On the other side of this AI transition, we’ll be looking at a much bigger software industry that provides much more value to its customers. Companies will be able to serve more customers, enter adjacent markets, and automate workflows that were previously far too complex or too expensive to touch. Customers that were previously too low ACV will suddenly have attractive economics. Ideas that would once have gone in the “too hard” pile suddenly become interesting and feasible. There will still be moats, and as long as there are moats there’s plenty of reason to expect hugely successful and highly durable businesses to survive and thrive.
AI isn’t going to destroy the software industry; it’s going to split it into two parts. There really will be some categories of software companies that face genuine pressure. Frontend tools that serve primarily as thin wrappers around commodity functionality and do relatively little beyond presenting data in a slightly more convenient format are vulnerable. Incumbent systems of record that still operate on archaic interfaces but raise prices every year should be worried. So should software companies that have an outdated pricing model and value proposition that’s just inferior to what AI-native competitors can offer. The companies that win in this environment will be the ones delivering genuine value, not the ones that built the highest walls around their customer base.

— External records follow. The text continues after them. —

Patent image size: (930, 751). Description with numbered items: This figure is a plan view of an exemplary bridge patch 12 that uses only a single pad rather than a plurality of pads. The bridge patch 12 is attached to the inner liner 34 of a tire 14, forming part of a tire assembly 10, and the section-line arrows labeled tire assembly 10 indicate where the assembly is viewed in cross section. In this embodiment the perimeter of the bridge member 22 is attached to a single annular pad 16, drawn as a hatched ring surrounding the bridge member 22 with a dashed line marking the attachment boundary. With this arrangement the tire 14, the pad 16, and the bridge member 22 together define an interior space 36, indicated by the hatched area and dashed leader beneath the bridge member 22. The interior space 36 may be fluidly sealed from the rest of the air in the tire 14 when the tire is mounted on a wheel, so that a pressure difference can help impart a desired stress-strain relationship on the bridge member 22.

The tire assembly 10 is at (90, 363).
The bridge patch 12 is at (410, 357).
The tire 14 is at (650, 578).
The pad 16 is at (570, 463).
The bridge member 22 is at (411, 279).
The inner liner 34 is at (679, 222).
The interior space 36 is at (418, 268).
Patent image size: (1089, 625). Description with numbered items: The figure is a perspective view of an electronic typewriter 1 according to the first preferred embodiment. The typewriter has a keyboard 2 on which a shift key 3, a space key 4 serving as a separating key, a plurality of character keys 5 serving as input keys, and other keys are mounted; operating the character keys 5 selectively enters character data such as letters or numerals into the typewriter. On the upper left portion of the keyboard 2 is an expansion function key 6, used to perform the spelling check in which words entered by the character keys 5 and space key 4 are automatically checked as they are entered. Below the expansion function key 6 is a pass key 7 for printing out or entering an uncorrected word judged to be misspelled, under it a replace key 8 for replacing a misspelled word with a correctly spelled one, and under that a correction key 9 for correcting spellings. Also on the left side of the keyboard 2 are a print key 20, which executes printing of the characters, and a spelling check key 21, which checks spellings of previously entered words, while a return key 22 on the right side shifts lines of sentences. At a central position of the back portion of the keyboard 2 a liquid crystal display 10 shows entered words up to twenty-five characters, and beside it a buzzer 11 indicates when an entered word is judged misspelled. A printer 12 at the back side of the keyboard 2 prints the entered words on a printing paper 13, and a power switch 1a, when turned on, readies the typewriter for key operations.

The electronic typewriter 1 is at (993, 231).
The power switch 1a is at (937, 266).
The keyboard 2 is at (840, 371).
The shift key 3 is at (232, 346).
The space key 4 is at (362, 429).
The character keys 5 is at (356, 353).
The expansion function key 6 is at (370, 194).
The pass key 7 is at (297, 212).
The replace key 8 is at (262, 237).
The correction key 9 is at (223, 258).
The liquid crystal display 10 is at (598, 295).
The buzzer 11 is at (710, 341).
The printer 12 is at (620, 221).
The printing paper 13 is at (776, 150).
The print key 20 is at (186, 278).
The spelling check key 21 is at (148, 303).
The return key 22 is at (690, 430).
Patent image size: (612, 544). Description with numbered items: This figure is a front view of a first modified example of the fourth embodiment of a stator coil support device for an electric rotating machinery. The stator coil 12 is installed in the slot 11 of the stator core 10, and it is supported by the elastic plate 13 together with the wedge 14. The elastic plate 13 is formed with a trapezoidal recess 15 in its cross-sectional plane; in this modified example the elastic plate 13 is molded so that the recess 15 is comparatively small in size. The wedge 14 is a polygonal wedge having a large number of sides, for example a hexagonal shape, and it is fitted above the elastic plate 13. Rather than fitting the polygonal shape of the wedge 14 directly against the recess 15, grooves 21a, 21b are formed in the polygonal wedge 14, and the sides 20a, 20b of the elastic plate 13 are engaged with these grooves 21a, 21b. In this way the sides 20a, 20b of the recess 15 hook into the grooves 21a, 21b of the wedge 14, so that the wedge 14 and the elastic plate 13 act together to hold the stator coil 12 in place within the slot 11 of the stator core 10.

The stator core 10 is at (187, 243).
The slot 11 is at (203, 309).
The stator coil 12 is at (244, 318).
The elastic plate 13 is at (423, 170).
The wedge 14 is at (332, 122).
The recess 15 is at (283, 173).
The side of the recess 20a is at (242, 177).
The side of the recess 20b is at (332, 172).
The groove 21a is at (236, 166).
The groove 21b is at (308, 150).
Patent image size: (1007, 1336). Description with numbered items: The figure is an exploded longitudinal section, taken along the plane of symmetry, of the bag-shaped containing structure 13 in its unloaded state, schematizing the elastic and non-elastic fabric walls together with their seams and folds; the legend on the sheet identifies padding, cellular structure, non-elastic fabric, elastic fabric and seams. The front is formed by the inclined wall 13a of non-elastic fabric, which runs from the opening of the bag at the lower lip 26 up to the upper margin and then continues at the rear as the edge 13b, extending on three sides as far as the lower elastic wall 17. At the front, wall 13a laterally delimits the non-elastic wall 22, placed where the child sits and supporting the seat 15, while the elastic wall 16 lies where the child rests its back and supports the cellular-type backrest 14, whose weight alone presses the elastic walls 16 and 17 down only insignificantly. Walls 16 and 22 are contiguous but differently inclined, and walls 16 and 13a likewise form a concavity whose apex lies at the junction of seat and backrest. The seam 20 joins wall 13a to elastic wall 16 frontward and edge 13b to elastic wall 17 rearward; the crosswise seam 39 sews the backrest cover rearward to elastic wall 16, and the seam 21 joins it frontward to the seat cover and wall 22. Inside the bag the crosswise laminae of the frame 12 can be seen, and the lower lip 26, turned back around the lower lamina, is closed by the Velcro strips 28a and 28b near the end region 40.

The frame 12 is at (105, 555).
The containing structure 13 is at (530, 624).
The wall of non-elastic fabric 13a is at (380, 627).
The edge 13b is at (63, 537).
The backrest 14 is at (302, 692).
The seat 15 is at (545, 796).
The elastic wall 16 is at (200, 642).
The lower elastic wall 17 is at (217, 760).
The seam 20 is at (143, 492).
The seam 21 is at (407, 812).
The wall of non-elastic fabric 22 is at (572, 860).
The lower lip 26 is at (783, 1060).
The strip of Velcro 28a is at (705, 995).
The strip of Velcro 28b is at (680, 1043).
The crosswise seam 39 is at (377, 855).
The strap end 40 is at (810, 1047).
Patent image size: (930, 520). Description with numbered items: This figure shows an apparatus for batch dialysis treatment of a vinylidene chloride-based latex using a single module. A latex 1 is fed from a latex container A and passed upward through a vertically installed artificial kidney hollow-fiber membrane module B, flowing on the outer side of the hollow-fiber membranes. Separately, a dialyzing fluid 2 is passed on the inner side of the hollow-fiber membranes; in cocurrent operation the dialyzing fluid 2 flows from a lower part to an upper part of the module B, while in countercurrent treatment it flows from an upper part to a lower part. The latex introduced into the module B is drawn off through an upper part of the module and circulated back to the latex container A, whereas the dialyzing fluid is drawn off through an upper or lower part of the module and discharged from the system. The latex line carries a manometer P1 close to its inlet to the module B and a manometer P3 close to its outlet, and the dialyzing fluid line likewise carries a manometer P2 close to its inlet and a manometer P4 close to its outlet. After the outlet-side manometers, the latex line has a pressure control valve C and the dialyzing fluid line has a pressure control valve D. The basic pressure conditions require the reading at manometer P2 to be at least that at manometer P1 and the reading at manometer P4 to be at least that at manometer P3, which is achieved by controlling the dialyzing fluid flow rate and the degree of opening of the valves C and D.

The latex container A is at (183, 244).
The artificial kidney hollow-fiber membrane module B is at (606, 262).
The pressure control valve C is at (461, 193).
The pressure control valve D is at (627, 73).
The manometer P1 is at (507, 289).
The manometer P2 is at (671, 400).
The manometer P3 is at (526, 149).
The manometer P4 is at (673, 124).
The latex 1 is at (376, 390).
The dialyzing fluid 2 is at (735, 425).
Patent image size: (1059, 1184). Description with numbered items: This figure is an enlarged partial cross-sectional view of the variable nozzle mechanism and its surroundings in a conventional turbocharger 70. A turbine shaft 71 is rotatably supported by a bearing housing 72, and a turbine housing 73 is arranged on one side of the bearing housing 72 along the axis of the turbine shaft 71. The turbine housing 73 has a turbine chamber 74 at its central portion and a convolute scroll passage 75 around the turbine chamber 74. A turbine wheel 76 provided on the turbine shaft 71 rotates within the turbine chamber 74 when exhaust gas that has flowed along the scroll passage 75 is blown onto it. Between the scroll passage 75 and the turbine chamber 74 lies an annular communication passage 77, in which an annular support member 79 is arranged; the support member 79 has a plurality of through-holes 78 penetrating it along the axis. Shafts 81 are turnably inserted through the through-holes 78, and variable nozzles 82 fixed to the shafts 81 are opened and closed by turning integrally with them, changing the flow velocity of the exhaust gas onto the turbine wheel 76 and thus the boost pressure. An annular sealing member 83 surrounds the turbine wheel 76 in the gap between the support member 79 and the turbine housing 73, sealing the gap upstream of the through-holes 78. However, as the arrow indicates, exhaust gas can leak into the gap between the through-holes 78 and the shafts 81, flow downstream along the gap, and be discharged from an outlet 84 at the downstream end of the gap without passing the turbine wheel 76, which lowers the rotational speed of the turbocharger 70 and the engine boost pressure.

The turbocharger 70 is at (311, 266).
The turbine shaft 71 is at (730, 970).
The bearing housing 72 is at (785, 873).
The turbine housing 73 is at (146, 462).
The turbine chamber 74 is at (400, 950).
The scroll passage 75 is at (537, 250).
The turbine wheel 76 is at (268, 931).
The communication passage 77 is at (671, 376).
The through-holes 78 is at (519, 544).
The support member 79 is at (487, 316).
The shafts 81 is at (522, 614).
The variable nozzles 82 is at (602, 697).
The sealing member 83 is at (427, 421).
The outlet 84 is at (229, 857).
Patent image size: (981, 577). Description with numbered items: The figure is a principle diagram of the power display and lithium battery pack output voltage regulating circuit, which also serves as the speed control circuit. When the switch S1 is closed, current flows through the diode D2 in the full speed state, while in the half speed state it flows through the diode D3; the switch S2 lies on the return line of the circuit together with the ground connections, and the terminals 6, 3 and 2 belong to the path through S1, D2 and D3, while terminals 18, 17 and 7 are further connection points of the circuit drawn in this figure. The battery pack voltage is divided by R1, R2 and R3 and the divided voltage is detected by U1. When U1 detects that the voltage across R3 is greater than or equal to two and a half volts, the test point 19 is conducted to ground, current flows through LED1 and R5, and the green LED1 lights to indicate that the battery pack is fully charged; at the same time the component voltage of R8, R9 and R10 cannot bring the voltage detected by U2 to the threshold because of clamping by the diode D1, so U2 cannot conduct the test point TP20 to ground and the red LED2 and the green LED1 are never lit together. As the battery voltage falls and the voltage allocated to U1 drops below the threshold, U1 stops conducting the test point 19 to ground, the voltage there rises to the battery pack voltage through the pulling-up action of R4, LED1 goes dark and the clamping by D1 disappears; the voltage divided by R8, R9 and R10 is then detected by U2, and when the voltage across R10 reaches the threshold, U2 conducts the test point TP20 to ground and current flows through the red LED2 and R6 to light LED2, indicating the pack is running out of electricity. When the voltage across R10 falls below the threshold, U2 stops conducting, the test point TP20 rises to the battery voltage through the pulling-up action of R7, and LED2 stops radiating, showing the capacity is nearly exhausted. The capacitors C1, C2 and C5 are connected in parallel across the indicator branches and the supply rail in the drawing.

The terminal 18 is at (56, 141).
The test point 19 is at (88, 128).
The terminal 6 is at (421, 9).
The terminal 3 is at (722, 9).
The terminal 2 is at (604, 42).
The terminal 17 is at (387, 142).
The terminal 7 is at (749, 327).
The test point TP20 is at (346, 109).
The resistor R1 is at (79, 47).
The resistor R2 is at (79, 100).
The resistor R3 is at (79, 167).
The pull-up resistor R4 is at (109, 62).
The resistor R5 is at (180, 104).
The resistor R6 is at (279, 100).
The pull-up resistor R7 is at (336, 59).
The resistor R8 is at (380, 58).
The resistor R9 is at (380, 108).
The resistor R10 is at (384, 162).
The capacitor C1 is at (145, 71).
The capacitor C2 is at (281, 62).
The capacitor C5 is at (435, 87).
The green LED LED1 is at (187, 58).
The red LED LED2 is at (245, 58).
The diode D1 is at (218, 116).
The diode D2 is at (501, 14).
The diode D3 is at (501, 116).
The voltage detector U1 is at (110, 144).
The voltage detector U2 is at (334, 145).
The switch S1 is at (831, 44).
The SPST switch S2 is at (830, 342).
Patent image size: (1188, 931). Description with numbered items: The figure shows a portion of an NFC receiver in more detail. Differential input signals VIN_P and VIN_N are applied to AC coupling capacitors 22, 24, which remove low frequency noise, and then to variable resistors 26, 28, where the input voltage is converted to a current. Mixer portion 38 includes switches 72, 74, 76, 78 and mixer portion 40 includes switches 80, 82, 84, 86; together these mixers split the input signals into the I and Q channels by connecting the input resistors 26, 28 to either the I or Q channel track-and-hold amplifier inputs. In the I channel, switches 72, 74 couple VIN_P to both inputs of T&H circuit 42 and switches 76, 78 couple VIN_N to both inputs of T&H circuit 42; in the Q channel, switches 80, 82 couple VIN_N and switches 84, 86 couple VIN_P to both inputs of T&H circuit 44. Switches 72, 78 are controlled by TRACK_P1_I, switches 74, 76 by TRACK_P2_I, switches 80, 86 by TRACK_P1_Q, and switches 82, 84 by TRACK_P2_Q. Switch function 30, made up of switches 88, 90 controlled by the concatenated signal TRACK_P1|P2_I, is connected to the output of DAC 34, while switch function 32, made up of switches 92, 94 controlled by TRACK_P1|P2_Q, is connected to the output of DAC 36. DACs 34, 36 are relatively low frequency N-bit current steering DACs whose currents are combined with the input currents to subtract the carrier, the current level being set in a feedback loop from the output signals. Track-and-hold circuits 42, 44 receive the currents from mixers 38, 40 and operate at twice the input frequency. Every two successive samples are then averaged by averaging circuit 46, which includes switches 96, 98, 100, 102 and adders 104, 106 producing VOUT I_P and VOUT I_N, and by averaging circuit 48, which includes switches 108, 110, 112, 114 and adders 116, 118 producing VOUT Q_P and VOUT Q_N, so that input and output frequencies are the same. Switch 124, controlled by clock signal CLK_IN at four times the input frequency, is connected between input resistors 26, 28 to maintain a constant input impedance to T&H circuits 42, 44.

But that’s just creative destruction: it’s great for the industry that these companies are facing pressure that they weren’t facing before. Some of them will figure things out and get stronger ; others won’t and will die. That’s good! The rest of the software ecosystem—the companies that are committed to delivering real value for their customers—is set to grow massively.
So yes, some individual companies will lose. But the industry will win, and win big. The SaaSpocalypse isn’t the death of software. It’s the start of something much bigger.